Hope someone can help me out here...

I have the Eagle Eyes CCTV systems set-up on my house which I can monitor on my phone from anywhere. A long time ago the system stopped working on my Android phone and I was unable to view the CCTV from the app as I was getting an 'ip not accessible' message. I just couldn't get the view to work on my phone so I left it because the setup at home was still working and we could replay any suspicious activity there and then.

I've recently come to realise that I really need to be able to view activity around the house while I am not there. Thing is, the app on my sons iPhone was still working so I copied all the settings info onto the app on my Android phone and it worked!

Thing is, it's now stopped working again and I am getting the 'ip not accessible' message so I cannot see any camera view on the phone app once again. 
I'm really confused here. I have not changed any settings on the app on my phone and I can't see why the IP wouldn't be accessible anymore?

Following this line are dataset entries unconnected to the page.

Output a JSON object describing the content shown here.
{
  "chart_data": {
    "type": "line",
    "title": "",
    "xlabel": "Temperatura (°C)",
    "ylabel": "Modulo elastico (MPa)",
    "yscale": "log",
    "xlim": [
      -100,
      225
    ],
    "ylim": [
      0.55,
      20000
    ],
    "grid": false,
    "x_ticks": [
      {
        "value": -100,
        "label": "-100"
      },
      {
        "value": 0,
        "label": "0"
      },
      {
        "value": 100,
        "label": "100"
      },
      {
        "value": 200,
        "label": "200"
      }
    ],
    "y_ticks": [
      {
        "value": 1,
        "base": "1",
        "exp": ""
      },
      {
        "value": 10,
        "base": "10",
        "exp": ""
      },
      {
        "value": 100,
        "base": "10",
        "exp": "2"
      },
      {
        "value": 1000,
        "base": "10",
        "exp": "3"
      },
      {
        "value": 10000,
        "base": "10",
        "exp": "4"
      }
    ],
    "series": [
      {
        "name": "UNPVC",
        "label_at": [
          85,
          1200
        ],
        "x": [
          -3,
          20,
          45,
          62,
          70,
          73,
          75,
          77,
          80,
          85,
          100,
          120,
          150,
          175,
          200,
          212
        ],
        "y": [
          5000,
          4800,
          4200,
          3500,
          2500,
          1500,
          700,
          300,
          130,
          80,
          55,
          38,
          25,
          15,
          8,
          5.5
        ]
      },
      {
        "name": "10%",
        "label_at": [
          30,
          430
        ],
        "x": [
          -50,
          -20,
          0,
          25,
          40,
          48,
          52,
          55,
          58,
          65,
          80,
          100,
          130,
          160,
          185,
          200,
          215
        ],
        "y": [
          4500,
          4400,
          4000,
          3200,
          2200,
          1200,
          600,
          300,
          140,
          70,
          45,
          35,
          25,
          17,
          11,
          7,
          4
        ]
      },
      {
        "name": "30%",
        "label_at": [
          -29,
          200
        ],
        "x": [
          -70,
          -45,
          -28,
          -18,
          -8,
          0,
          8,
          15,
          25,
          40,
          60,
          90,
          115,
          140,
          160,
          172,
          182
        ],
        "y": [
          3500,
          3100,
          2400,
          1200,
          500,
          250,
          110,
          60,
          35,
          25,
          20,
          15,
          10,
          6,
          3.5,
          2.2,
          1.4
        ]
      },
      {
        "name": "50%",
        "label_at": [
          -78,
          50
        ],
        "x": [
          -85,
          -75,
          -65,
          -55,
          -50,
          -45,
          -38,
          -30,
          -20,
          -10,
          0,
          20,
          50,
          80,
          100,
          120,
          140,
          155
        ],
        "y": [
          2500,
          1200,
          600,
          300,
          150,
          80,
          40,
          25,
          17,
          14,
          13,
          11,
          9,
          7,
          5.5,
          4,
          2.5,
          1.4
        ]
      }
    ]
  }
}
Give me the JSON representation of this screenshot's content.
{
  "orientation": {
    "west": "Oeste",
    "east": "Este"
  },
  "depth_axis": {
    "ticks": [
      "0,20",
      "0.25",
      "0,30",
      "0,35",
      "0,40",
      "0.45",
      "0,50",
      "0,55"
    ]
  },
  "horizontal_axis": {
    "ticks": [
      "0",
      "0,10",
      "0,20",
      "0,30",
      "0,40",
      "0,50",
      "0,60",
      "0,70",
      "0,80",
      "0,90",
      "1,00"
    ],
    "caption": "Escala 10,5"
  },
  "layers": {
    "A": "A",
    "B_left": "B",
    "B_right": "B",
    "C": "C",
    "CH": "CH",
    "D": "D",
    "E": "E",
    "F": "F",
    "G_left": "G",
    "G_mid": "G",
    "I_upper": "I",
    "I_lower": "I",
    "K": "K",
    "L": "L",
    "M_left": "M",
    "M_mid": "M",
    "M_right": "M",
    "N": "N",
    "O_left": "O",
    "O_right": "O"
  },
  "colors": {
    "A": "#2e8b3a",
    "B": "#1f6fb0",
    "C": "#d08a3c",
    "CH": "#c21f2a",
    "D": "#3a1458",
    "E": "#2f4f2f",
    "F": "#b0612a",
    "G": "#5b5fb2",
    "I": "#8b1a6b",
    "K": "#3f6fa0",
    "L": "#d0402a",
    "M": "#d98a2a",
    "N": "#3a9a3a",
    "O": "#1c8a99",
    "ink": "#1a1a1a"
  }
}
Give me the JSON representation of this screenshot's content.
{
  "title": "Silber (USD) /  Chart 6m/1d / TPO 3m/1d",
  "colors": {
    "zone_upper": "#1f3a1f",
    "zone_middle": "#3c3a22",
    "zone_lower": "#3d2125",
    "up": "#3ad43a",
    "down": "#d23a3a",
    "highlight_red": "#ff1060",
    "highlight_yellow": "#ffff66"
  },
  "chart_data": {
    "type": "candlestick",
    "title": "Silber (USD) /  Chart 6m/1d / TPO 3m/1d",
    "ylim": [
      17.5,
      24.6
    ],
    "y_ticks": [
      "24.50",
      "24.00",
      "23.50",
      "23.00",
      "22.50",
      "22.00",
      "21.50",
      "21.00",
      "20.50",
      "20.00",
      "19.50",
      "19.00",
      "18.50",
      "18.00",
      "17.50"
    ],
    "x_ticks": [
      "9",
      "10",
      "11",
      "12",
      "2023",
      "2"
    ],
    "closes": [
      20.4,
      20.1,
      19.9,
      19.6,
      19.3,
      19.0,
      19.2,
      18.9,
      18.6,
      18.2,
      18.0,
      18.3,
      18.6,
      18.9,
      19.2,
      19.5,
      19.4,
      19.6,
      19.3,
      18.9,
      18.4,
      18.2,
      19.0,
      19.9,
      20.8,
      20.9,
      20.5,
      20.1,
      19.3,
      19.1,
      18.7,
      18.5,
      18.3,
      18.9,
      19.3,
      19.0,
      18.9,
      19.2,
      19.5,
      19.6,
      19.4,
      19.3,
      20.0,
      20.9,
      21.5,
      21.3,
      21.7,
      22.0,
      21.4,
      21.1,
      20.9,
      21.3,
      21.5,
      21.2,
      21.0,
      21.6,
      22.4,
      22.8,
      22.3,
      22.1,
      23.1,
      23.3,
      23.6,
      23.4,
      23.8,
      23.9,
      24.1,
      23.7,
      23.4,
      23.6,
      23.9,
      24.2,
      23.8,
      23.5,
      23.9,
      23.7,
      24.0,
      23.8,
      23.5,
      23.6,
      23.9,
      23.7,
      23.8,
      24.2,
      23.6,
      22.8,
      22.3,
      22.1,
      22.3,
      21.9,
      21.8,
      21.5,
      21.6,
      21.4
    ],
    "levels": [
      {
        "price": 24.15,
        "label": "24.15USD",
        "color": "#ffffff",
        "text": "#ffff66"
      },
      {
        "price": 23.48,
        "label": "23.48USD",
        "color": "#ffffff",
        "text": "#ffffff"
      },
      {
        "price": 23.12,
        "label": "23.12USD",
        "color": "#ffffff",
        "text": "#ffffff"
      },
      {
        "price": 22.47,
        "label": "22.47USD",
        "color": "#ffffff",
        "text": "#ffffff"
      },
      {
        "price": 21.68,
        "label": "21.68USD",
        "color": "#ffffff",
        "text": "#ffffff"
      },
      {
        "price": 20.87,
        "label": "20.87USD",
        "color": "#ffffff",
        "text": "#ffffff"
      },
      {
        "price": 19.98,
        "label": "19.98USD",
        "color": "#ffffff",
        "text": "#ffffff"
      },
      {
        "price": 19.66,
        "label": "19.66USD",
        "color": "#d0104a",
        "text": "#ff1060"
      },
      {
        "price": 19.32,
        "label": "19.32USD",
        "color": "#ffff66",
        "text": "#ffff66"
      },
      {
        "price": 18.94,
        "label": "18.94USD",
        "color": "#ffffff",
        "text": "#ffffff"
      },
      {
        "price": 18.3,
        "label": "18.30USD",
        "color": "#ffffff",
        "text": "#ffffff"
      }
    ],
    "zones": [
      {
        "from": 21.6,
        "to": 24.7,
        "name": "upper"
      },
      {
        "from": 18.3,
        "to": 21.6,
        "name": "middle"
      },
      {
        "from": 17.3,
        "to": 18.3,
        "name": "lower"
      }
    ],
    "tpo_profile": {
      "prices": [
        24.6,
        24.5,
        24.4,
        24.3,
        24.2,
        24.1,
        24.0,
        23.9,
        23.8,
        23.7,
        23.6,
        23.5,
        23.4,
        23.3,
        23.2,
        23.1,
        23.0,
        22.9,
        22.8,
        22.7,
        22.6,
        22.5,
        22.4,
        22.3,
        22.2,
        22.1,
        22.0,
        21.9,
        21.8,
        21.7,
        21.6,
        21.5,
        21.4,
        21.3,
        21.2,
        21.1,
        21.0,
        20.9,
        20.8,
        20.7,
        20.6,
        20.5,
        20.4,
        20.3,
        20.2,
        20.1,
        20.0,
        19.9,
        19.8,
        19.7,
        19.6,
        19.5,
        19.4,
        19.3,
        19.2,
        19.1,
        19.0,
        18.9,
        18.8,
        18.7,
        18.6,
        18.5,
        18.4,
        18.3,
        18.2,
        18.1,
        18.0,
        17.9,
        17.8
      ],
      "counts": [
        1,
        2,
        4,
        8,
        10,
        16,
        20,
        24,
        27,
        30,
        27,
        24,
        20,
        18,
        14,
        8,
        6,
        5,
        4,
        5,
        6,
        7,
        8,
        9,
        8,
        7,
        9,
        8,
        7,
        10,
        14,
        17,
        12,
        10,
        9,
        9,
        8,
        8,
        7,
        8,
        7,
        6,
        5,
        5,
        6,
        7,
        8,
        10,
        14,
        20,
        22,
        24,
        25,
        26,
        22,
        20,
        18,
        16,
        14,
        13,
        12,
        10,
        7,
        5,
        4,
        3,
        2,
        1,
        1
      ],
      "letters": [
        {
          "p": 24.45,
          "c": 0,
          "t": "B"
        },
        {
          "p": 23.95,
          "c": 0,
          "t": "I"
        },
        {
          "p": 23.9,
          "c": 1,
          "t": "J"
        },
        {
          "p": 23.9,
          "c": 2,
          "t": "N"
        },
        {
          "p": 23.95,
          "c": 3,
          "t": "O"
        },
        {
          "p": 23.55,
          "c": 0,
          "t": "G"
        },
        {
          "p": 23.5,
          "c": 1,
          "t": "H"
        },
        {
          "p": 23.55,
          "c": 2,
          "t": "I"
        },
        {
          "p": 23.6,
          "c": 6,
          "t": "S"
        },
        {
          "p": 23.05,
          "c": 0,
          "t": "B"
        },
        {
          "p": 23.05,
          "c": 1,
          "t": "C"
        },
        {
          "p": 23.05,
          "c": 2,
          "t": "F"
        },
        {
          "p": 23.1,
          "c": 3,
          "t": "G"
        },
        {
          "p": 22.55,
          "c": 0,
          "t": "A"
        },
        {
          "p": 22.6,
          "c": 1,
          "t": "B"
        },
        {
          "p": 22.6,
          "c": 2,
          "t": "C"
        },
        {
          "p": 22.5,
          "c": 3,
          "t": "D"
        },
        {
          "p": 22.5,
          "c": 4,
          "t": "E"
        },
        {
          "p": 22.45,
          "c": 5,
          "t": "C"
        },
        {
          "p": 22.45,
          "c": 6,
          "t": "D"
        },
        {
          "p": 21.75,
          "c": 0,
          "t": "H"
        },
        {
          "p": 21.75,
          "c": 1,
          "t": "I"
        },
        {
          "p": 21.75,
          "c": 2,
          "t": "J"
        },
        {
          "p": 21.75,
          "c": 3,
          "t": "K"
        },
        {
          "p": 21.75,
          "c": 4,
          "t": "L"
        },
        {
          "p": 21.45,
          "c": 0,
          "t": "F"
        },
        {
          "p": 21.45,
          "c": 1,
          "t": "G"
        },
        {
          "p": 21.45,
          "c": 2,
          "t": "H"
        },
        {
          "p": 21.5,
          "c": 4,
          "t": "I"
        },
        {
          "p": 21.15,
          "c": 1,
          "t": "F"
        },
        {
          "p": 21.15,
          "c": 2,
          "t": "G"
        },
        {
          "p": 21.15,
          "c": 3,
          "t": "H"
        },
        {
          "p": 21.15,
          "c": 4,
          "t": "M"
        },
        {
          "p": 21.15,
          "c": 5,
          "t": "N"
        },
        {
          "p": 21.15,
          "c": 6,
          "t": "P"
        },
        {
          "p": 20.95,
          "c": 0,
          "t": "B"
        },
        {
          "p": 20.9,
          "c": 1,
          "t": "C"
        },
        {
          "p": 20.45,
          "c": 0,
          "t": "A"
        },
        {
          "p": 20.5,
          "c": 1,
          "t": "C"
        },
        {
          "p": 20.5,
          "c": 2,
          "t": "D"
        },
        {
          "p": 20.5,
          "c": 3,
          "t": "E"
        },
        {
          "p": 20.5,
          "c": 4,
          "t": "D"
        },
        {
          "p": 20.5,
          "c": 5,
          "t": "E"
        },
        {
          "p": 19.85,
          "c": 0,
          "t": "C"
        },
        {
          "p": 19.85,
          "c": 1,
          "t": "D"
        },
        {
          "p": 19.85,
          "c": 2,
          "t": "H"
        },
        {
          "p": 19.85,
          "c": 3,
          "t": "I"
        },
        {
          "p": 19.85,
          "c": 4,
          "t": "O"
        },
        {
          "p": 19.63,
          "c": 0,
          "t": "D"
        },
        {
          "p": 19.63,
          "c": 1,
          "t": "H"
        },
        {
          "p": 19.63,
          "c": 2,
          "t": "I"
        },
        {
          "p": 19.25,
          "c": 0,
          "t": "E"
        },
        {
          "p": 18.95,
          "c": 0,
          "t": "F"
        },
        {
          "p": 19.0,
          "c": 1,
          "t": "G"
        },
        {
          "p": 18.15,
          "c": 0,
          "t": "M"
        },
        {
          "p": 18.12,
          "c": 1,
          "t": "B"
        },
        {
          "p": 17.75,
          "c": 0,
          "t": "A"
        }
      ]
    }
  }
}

The system itself is getting old and it's proving to be problematic trying to try and discover a solution online. Some of the older Eagle Eyes forum threads do mention this problem and advise on 'port forwarding' as a possible solution, does this sound right?

Any advice here (or pointers in the right direction) would be much appreciated.

Many thanks for your time.

GingerOverlord


----------



## Oddba11 (May 13, 2011)

Port forwarding would be a configuration change in your home router. I don't know your home network setup, but if it was working, that would imply that port forwarding is already configured or that it isn't necessary. Having said that, if port forwarding is already enabled and the IP of the CCTV system changes, that will break the forwarding or if your external IP (ie: IP provided by your ISP) changes, then your configuration in your phone is likely trying to connect to the wrong IP.


----------



## chredge (Jan 5, 2005)

Hi Oddba11,

Cheers for your response.

My port isn't forwarded, I've had no reason to do this. It can only be something to do with the IP or the devices I am trying to connect to the cameras with. Hmmm...

Cheers,

GingerOverlord


----------